Albanie, pays présentant les risques les plus élevés de catastrophes naturelles en Europe

L'Albanie est le pays le plus exposé aux catastrophes naturelles en Europe. Il s'agit de l'évaluation de l'indice de risque mondial, une publication qui analyse à la fois l'exposition à diverses catastrophes et les capacités abordables d'un pays à surmonter ces crises. Incendie, sécheresses, inondations, tremblements de terre et autres catastrophes [...]

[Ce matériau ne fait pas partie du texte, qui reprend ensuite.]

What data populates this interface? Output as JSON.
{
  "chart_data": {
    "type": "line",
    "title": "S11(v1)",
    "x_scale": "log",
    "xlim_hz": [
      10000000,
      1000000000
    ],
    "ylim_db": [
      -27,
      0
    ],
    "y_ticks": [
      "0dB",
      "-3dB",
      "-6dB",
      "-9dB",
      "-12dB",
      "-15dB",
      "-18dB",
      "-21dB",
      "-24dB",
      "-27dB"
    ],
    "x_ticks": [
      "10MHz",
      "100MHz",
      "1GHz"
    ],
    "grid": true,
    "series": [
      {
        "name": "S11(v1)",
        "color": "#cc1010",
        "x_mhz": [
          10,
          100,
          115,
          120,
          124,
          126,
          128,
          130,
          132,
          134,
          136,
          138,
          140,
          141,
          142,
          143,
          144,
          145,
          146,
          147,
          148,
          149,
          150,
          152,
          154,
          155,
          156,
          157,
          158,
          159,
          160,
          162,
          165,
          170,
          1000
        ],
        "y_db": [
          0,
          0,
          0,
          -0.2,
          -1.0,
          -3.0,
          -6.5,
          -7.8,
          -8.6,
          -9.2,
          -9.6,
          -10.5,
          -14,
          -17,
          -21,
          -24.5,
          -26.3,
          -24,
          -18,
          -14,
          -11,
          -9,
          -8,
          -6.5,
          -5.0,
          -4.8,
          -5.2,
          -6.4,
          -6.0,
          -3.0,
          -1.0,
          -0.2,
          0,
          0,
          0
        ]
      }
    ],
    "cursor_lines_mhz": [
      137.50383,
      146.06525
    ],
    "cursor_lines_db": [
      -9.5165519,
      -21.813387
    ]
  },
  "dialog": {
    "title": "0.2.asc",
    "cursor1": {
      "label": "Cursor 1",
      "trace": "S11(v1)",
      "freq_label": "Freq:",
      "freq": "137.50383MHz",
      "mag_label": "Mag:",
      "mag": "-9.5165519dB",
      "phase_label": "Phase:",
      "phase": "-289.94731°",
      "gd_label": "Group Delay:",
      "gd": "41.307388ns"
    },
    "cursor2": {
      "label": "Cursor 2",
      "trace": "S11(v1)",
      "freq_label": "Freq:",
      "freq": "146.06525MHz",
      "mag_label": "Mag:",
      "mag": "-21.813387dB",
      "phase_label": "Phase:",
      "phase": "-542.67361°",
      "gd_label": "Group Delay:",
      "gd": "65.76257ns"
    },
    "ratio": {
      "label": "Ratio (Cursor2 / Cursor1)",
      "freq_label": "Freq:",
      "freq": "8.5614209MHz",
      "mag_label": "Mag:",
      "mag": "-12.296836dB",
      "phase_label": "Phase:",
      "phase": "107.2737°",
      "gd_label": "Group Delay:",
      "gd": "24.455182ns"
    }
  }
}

Les incendies, sécheresses, inondations, tremblements de terre et autres catastrophes ont coûté en moyenne 2,5 % du PIB à l'Albanie chaque année, affectant la vie de milliers de personnes et l'activité de nombreuses entreprises, notamment dans le domaine de l'agriculture.
Mais malgré le grand risque, l'Albanie n'a fait aucun progrès pour se préparer dans de tels cas. Le manque de capacités abordables est calculé selon la récente étude à 74,99% des cas, alors qu'il y a 4 ans, cet indicateur était inférieur, à 74,23 %. L'Albanie s'est donc détériorée dans cette direction et dépend fortement de l'aide des pays voisins, comme cela s'est produit dans le cas du tremblement de terre du 26 novembre 2019, lorsque les opérations de sauvetage ont été menées presque entièrement par des étrangers.
Un audit de haut contrôle de l'État effectué en 2020 près de l'Agence nationale de protection civile a révélé que cette agence était incomplète en matière de ressources humaines, sans stratégie nationale de réduction des risques de catastrophe, sans rapport avec les événements en cours, avec une coordination insuffisante avec d'autres institutions, grâce à la communication faite par l'intermédiaire de Whatsapp et sans aucune information d'avertissement sur les catastrophes.
Un an plus tard, ces problèmes ne sont que partiellement résolus.
De nombreuses obligations de soutien sont également lourdes pour cette institution. Au total, 711 millions de dollars en dommages causés par les inondations et les tremblements de terre dans le pays au fil des ans, ainsi que 146 millions de dollars pour des opérations d'extinction d'incendie en 2017.
Mais malgré les dettes et l'été des incendies à l'horizon, le gouvernement a réduit le budget à cette institution d'environ 124 millions de dollars avec la dernière loi de juin.
La situation n'est pas meilleure dans les 61 municipalités qui, après la réforme territoriale, sont chargées de la protection des incendies. Dans l'administration locale aujourd'hui, 1 250 pompiers, 500 de plus que 2014. Le nombre de casernes de pompiers, de 38 à 70, et le nombre de véhicules, de 105 à 150, augmente également.
Toutefois, la situation demeure critique avec une moyenne de 500 caisses d'incendie et environ 8 400 hectares brûlés chaque année, soit plus que la moyenne de 3100 hectares avant la réforme. La raison pour laquelle les municipalités et les experts ont à maintes reprises sollicité davantage de fonds d'urgence.